Société

Etienne Yaodimela: la création de PME pour combattre la pauvreté

Mai 12, 2017 Rédaction Africa News

A travers le monde, même dans les pays développés, les opportunités d’accès à un emploi stable sont devenues rares. La mission est encore ardue pour les jeunes diplômés. Sans expérience, quelle entreprise pourrait leur faire confiance? Ceux qui travaillent, quel salaire touchent-ils?
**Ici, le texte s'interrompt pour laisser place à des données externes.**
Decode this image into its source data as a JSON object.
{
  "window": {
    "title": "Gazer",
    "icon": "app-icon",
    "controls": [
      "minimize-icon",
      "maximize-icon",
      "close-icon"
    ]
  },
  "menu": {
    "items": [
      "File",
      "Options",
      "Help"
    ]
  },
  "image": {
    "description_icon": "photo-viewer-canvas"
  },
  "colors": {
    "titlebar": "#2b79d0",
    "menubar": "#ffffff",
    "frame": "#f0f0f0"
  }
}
Se confiant à AfricaNews, Etienne Yaodimela Kalonda, chercheur dans le domaine de la lutte contre le chômage et formateur en management d’entreprise depuis plus de 15 ans, se préoccupe du chômage des jeunes et suggère à l’Etat de booster la création des petites et moyennes entreprises -PME-pour contrer la montée du chômage des jeunes. Il appelle les universités à initier les étudiants à l’entrepreneuriat. De ce fait, ajoute-t-il, les étudiants ou les jeunes pourront être en mesure de créer les emplois.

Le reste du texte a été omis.